Mozilla Blocks Skype Toolbar In Firefox
Today, Mozilla has announced that they are adding the Skype toolbar in the Firefox Blocklist. This includes all versions of the Skype toolbar in all versions of Firefox.
The Skype toolbar comes as an optional installation during the installation of Skype. It is currently available for Firefox and Internet Explorer under Windows. A Chrome version is also available in the beta version though. The toolbar highlights phone numbers found in the webpage users are currently looking at and allows them to make calls by simply clicking on it. It is set to install by default and, so, many users ends up unknowingly installing the toolbar along with Skype.
Mozilla explains that they took the decision to block the Skype toolbar because the Skype toolbar is responsible for as many as 40,000 crashes of the browser in a week and also significantly slows down the page rendering time.
This is what they wrote:
The current shipping version of the Skype Toolbar is one of the top crashers of Mozilla Firefox 3.6.13, and was involved in almost 40,000 crashes of Firefox last week. Additionally, depending on the version of the Skype Toolbar you’re using, the methods it uses to detect and re-render phone numbers can make DOM manipulation up to 300 times slower, which drastically affects the page rendering times of a large percentage of web content served today.
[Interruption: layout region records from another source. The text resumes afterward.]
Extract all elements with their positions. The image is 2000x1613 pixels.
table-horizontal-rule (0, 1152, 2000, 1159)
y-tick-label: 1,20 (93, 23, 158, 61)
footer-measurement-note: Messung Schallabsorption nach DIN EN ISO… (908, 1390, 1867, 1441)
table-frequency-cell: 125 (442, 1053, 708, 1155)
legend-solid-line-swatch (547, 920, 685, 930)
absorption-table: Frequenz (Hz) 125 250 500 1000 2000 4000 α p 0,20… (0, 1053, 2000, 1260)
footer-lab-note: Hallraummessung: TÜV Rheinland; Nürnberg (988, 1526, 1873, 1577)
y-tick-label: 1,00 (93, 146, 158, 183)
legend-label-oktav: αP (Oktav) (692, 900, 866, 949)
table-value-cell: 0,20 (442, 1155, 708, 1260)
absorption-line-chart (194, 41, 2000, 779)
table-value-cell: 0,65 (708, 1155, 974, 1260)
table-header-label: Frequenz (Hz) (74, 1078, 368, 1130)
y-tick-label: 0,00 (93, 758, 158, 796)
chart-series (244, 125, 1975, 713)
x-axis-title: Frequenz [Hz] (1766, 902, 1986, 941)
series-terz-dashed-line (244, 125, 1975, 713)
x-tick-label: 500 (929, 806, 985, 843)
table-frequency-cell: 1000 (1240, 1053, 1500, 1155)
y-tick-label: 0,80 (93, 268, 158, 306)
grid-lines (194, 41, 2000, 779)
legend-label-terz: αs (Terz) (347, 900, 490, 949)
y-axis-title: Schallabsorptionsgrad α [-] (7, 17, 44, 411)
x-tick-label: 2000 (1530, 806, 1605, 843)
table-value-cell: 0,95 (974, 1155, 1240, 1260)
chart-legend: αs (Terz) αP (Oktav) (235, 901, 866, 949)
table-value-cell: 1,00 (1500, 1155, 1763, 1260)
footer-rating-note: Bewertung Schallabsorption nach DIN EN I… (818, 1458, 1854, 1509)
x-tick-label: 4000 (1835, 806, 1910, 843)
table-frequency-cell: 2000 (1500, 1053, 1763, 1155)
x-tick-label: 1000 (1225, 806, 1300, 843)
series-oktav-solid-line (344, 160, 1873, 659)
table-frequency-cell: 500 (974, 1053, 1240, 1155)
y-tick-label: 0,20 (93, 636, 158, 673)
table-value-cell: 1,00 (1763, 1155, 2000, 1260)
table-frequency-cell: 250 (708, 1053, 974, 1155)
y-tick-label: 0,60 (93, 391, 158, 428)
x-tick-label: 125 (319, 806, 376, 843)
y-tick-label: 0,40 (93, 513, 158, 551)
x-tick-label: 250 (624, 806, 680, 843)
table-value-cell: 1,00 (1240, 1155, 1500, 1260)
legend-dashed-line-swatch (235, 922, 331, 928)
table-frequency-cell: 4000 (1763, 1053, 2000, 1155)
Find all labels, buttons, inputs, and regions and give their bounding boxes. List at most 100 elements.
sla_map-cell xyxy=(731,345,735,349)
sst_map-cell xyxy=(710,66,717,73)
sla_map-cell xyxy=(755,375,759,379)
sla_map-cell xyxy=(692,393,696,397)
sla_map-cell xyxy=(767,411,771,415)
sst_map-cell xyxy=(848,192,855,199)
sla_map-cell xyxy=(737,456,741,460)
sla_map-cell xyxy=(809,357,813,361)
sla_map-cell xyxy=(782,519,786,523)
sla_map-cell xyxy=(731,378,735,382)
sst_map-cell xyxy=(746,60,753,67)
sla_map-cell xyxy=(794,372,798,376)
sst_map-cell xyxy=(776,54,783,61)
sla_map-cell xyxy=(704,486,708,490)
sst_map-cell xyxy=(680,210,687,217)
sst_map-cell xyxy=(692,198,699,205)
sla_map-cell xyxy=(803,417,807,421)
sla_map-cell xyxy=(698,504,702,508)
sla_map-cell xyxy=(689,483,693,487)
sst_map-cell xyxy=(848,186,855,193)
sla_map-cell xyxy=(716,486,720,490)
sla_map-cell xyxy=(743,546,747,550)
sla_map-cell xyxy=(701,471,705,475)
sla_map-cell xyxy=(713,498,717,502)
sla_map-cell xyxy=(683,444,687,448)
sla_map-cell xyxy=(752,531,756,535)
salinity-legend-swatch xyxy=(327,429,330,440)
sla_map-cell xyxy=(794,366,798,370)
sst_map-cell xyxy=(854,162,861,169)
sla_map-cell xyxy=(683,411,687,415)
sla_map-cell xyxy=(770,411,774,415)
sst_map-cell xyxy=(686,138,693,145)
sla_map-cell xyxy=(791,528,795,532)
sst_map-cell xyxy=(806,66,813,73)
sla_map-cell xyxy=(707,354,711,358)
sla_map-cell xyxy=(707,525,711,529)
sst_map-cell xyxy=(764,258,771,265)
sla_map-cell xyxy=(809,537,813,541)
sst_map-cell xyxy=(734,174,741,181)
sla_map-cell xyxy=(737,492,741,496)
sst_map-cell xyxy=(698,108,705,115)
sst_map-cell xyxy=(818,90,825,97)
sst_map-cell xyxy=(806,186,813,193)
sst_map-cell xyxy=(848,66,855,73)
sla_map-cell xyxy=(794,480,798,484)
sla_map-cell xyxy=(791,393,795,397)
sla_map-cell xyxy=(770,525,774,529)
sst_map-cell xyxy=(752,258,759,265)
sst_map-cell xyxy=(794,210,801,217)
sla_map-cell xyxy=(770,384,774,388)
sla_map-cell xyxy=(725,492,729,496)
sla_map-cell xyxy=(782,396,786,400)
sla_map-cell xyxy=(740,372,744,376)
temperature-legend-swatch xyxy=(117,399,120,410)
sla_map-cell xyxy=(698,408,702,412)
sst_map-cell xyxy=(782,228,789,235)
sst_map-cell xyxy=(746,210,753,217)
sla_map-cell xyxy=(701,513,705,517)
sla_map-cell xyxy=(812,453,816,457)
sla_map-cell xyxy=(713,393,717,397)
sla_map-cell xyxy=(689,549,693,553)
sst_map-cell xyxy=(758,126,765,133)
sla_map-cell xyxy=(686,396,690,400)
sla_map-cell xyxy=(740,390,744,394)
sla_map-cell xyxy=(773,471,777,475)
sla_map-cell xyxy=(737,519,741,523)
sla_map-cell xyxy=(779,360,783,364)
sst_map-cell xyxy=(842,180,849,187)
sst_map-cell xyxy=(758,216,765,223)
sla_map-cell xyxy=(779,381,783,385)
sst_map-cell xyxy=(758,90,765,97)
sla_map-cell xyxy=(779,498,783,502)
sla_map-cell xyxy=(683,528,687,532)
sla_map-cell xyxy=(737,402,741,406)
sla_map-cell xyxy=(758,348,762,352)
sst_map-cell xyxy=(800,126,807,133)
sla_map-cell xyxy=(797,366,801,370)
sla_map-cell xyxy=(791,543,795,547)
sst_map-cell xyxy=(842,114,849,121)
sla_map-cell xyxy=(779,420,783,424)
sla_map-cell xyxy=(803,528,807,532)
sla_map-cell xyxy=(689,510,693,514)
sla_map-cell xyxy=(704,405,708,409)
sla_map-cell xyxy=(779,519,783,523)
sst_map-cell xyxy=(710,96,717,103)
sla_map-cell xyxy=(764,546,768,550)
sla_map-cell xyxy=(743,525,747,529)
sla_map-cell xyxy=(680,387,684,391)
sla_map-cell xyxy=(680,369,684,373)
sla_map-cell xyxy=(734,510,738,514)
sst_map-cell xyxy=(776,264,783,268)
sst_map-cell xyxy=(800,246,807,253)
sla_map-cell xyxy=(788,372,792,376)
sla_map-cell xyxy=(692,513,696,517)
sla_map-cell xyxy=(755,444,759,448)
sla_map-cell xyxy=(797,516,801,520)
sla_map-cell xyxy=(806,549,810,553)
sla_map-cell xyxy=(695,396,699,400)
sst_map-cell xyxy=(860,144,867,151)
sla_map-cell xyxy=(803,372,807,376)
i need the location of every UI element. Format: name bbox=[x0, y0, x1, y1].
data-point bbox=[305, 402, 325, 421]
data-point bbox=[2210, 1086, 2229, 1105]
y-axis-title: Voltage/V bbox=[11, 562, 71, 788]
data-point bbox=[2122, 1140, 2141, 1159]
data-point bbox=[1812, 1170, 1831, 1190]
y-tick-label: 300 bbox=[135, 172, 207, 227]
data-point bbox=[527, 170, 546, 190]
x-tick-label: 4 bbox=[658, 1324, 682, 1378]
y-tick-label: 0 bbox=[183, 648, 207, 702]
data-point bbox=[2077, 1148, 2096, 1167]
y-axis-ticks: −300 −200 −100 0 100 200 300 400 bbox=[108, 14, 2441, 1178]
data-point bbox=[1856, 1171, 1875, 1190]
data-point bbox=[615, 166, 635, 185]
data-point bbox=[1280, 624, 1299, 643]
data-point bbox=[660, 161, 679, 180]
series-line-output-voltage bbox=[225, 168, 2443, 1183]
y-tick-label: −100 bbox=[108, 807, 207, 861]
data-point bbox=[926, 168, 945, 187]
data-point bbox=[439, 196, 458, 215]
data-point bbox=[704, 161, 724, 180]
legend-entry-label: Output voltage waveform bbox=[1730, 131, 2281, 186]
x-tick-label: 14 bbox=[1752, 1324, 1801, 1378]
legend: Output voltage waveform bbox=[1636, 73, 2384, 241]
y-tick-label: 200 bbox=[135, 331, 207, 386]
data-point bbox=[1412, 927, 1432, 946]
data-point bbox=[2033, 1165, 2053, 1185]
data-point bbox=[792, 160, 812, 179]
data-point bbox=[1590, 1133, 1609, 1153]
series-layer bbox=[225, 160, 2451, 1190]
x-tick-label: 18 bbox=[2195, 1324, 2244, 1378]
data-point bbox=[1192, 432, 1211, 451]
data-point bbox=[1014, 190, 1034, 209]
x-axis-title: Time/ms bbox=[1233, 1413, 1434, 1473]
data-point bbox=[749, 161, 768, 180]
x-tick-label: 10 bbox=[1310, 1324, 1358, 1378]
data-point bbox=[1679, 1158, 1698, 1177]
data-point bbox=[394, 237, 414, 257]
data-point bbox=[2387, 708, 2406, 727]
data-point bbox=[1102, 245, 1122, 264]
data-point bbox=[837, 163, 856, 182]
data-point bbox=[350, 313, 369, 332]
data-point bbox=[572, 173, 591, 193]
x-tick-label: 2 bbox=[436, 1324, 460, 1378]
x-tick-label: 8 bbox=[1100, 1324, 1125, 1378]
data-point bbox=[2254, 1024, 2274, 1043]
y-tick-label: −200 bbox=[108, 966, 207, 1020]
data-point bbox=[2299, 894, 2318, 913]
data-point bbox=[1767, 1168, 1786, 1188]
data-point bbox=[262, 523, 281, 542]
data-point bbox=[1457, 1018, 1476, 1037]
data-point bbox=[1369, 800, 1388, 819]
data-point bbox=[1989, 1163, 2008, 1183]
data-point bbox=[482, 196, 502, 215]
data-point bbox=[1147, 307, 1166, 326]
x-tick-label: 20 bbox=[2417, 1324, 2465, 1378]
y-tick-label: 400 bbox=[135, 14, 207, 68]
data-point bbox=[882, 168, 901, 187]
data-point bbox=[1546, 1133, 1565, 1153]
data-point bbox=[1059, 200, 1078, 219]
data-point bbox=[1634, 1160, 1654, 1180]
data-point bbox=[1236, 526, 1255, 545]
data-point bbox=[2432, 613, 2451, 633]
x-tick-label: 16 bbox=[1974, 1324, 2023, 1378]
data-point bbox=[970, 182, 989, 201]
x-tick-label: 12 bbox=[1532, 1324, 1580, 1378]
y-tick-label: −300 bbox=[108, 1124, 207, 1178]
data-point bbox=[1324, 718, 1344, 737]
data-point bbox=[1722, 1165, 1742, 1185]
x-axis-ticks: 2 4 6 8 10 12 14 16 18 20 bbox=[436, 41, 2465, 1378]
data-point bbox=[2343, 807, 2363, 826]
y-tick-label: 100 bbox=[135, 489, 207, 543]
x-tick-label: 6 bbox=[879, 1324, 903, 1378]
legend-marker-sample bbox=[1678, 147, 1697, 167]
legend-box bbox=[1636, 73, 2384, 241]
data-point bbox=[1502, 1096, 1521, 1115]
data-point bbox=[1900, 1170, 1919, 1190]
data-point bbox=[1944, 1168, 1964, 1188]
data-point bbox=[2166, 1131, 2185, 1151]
The block is a soft block though. This means that Firefox will disable the extension automatically and inform the user about it. In case users want it, they can manually enable it again. I feel that this is how Firefox should treat all the extensions installed by a third-party application.
Even if the toolbar is disabled, it will not affect the Skype application in any way and users can continue using it as always.